Of all the goddamn fucking plays. Of all the games. Of all the shitty things to happen, my busted leg and knee were the worst possible things I could think of happening.
“Mr. Kelley, we’re ready to disembark now.”
My flight attendant was a man half my size. How in the hell was he going to get me off this goddamn plane and back into my wheelchair?
“You’re helping me?” I couldn’t stop the snide tone in my voice. What’d they expect?
The team rushed me to surgery, told me to keep my ass in Buffalo as long as I needed, but there was no way in hell I was staying there.
The first thing I thought when I woke up, the first person I called as soon as I could was Ava.
Sure, it’d been three in the morning her time when all that happened, but she didn’t only not answered, she hadn’t called back.
I hadn’t heard from her all-damn day, or Isaiah when I tried to call him. I’d spoken to my dad, and when I asked if she’d stayed there, he’d only said, “She had a long night.”
Like I hadn’t.
The attendant’s smile was more of a snarl. “I can do my job, sir.”
Sir. Like I was now an old, washed-up has-been and not one of the top five quarterbacks in the country.
“Fine.” Thank God for the private plane my team had sent for me, though. I was able to sit in a reclining chair, casted leg fully propped up the entire ride.
Screwed. I was so damn screwed. In my lap, my phone buzzed, but after a quick glance to find another teammate’s name on the screen, I hit ignore.
There was only one person I wanted to talk to, one person I wanted to see, one person who would make this shitty, completely shitty situation not be so damn overwhelming.
“All right,” I muttered. “Let’s do this.”

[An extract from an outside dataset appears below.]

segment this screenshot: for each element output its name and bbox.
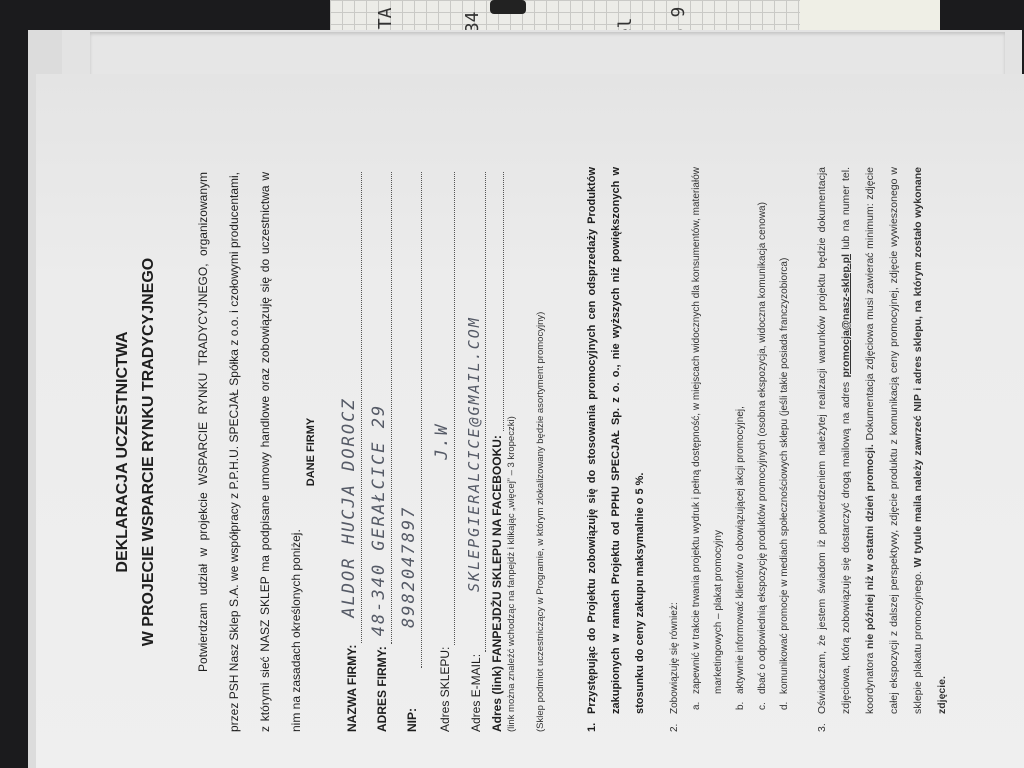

I pushed up in the chair, wincing from the pain searing straight down my leg and biting back a cry of pain, and swung my broken right leg over the side of the recliner. My damn fucking leg. My right leg. The one where I planted my foot for a pass. It couldn’t have been my left? That would have at least been different. That one might not be causing whispers I’d seen all day on my phone about a career-ending kind of injury. Over before he really began. Kelley has one serious, long road ahead of him. One good season, and to go out like that? Shame. What a shame…
Shame? Please. It was a goddamn fucking joke, was what it was. Worse, I wouldn’t know for months if the announcers who’d taken far too much joy in discussing my ruin were right or not. Not with another surgery on the horizon and rods in my damn leg.
“Fuck,” I grunted as I leaned all my weight on my left and grabbed the crutches.
“Sir, we have the chair.”
“I’m not being pushed out of this damn plane like an invalid,” I growled. The attendant stepped back and grabbed my overnight bag that Marlin had stayed and packed for me. He’d brought it to the hospital, was there when I woke up, and after handing me my phone and telling me he’d called to give Ava a heads-up on what was going on, left.
I hobbled up the aisle of the small plane, every step and swing shooting a stabbing pain to my leg. Doctors had told me to give it another day before traveling.
I’d told them to fuck off.
They offered me pain medication, which got them another fuck off. Probably didn’t need to be a dick to them, but their careers weren’t getting dissected on social media by every single reporter and every man over the age of thirty who could have made it to the NFL if they just didn’t have one small thing happen.
Goddamn I was becoming a cynical bastard. Crazy how quickly that happened.
I hit the ramp to the plane, the small ramp in the distance, and leaned my shoulder against the wall. Fuck, this hurt. I was panting, and my sweatshirt was already sticking to my back. Behind me, the attendant had my bag, and there was a wheelchair to my right.
“Fuck it,” I muttered and glanced back. “Any chance you’re still willing to give me a push?”
It wasn’t an apology for being an ass to him, but at least he nodded.
“Absolutely, sir.”
I collapsed in the chair as soon as it was opened and allowed the man to bend over and flick up one of the foot braces. Sweet relief swept over the stabbing pain, leaving a muted roar instead of the needling sensations.
After shoving my crutches between my hip and the chair, I took the bag from him, and he hauled my invalid ass up the exit ramp. The airplane was private, and the airport was small, so we were through the one strip of twelve boarding areas and in an elevator heading to baggage claim quickly. My crutches clicked and clacked against the metal chair, and my fingers tapped the armrests.